English carpenter (died 1563)

John Revell (died 1563) was an English carpenter employed at royal castles and palaces. He became surveyor of the royal works in 1560.

== Career ==
John Revell's family were Londoners and carpenters. He is first recorded working on the house built for Henry VIII at Deptford. He became a warden of the Carpenter's Company in 1553.

He worked in Scotland in the 1540s strengthening forts and castles held by the English during the war known as the Rough Wooing, including Roxburgh Castle where he built a brewhouse. He was known as the Master Carpenter in the North Parts. "Revell the Master Carpenter" was sent to view Broughty Castle, Inchcolm, Roxburgh, Hume Castle and the fort at Eyemouth. Humphrey Revell, presumably a relative, was Master Carpenter of Berwick-upon-Tweed from 1550.
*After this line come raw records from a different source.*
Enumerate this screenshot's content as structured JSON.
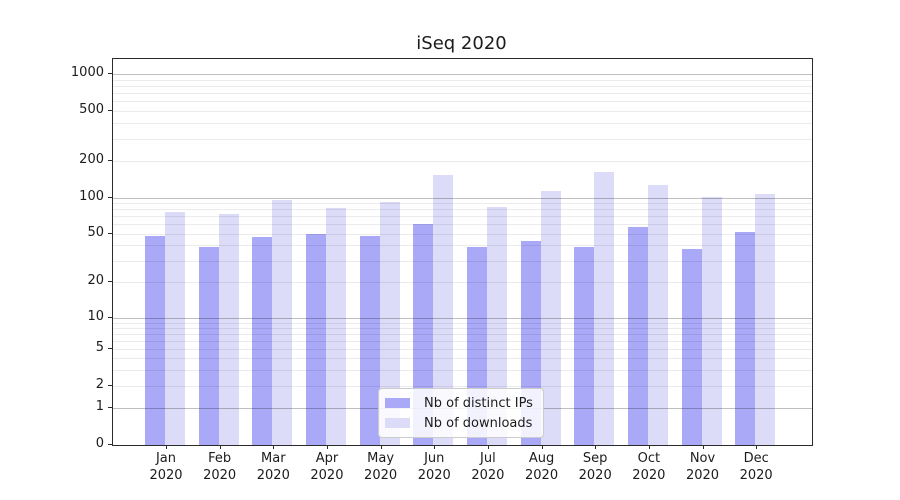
{
  "title": "iSeq 2020",
  "chart_data": {
    "type": "bar",
    "title": "iSeq 2020",
    "categories": [
      "Jan 2020",
      "Feb 2020",
      "Mar 2020",
      "Apr 2020",
      "May 2020",
      "Jun 2020",
      "Jul 2020",
      "Aug 2020",
      "Sep 2020",
      "Oct 2020",
      "Nov 2020",
      "Dec 2020"
    ],
    "series": [
      {
        "name": "Nb of distinct IPs",
        "color": "#a9a9f8",
        "values": [
          48,
          39,
          47,
          50,
          48,
          60,
          39,
          43,
          39,
          57,
          37,
          51
        ]
      },
      {
        "name": "Nb of downloads",
        "color": "#dcdcf9",
        "values": [
          76,
          73,
          95,
          82,
          92,
          152,
          84,
          113,
          160,
          127,
          101,
          107
        ]
      }
    ],
    "yscale": "log-with-zero",
    "y_tick_values": [
      0,
      1,
      2,
      5,
      10,
      20,
      50,
      100,
      200,
      500,
      1000
    ],
    "y_tick_labels": [
      "0",
      "1",
      "2",
      "5",
      "10",
      "20",
      "50",
      "100",
      "200",
      "500",
      "1000"
    ],
    "ylim": [
      0,
      1000
    ],
    "grid": "horizontal major+minor",
    "legend_position": "lower center"
  },
  "colors": {
    "major_grid": "rgba(0,0,0,0.25)",
    "minor_grid": "rgba(0,0,0,0.08)",
    "spine": "#2b2b2b",
    "text": "#1c1c1c"
  }
}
Revell contributed to the repair of bridges or landing stages on the Thames at Blackfriars and the Temple. He was employed at the building of Somerset House for Edward Seymour, 1st Duke of Somerset and its refurbishment for Princess Elizabeth in 1553.
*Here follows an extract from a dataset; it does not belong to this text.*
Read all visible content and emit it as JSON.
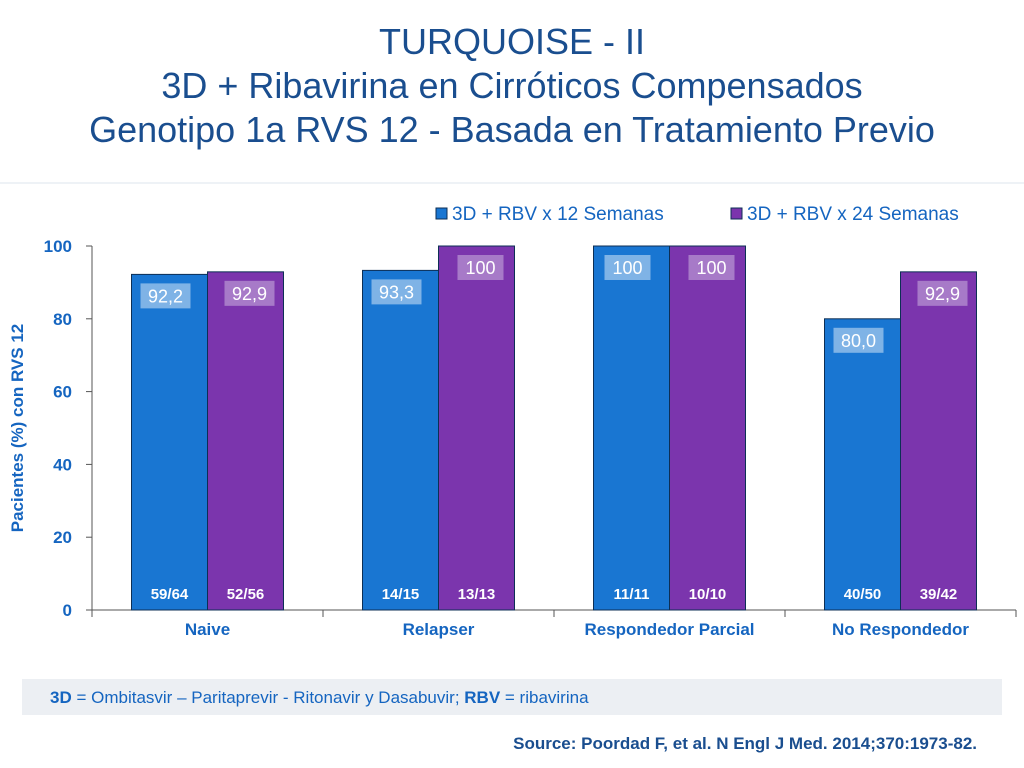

As surveyor of the Queen's works in 1562, Revell managed preparations at Nottingham Castle for the planned interview between Elizabeth I and Mary, Queen of Scots. The event was cancelled. Around the same time, timber was sent to him from the Forest of Rockingham for repairs at Collyweston Palace.

John Revell died on 12 December 1563. His widow was a sister of the London mercer Hugh Brynckelowe and a relation of the author Henry Brinklow.